Processing of ceramic silicon carbide - Processes, applications and types

Precision machined sintered silicon carbide components processed by Singapore Fountyl Technologies PTE Ltd., In all applications that require high-precision engineering components, it is important to recognize the difficulties of processing silicon carbide. Despite its high hardness value, it is still a relatively brittle material that can only be processed using diamond grinding techniques. therefore, machining operations by skilled and experienced operators are beneficial, as incorrect procedures can create subsurface damage and micro-cracks that can lead to premature failure once the component is subjected to working stress in use.

Synthetic silicon carbide:

Usually, silicon carbide is produced using the Acheson process, which involves heating silica sand and carbon to high temperatures in an Acheson graphite resistance furnace. It can form fine powder or bonded clumps and must be crushed and ground before it can be used as a powder raw material. Once the silicon carbide is in powder form, the grains of the compound can be bonded together by sintering to form a very useful engineering ceramic that has a wide range of uses in many manufacturing industries.

Types of silicon carbide:

Silicon carbide products for commercial engineering applications are produced in three forms. These are:

Sintered Silicon Carbide (SSC)

Nitride bonded silicon carbide (NBSC) and

Reactive bonded silicon Carbide (RBSC)

Other variants of the compound include clay-bonded silicon carbide and SiAlon-bonded silicon carbide. There is also a chemical vapor deposited silicon carbide called CVD silicon carbide, which is an extremely pure form of the compound.

In order to sinter silicon carbide, it is necessary to add a sintering agent, which helps to form a liquid phase at the sintering temperature, thereby binding the silicon carbide grains together.

Main applications of silicon carbide:

Silicon carbide has many uses in different industries. Its physical hardness makes it ideal for abrasive processing of grinding, honing, sandblasting and waterjet cutting.

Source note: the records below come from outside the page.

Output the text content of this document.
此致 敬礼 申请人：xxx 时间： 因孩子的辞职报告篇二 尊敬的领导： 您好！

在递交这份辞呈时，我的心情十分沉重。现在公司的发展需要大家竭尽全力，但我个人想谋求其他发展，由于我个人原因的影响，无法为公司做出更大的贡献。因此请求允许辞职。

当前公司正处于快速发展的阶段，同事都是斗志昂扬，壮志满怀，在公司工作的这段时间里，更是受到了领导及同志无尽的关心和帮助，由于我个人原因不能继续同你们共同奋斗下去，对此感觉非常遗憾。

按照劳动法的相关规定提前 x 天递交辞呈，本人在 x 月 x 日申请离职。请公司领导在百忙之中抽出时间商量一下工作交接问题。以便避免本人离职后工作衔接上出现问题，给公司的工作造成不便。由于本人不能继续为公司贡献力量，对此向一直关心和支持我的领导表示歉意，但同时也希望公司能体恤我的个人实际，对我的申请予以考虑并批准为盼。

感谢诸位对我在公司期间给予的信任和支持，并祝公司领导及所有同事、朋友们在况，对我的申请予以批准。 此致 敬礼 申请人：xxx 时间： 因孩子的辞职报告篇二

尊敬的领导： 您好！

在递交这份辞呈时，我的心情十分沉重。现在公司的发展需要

Silicon carbide can withstand very high temperatures without breaking or deforming and is used to make ceramic brake discs for sports cars. It is also used in bulletproof vests as an armouring material and a sealing ring material for pump shaft seals, where it often operates at high speeds when in contact with similar silicon carbide seals. One of the main advantages of these applications is the high thermal conductivity of silicon carbide, which is able to dissipate frictional heat generated by the friction interface.

The high surface hardness of the material allows it to be used in many engineering applications that require a high degree of sliding, erosion, and corrosive wear. Usually this can be used for components used in pumps, or for example valves in oilfield applications, where traditional metal components can show excessive wear rates, leading to rapid failure.

The compound has unique electrical properties as a semiconductor, making it ideal for manufacturing ultra-fast and high-voltage light-emitting diodes, MOSFETs, and thyristors for high-power switches.

The material has a low coefficient of thermal expansion, hardness, rigidity and thermal conductivity, making it an ideal mirror material for astronomical telescopes. Silicon carbide fibers, called filaments, are used to measure gas temperature using an optical technique called filament pyrometry.

It is also used for heating elements that need to be adapted to extremely high temperatures. It is even used in nuclear power to provide structural support for high-temperature gas-cooled reactors.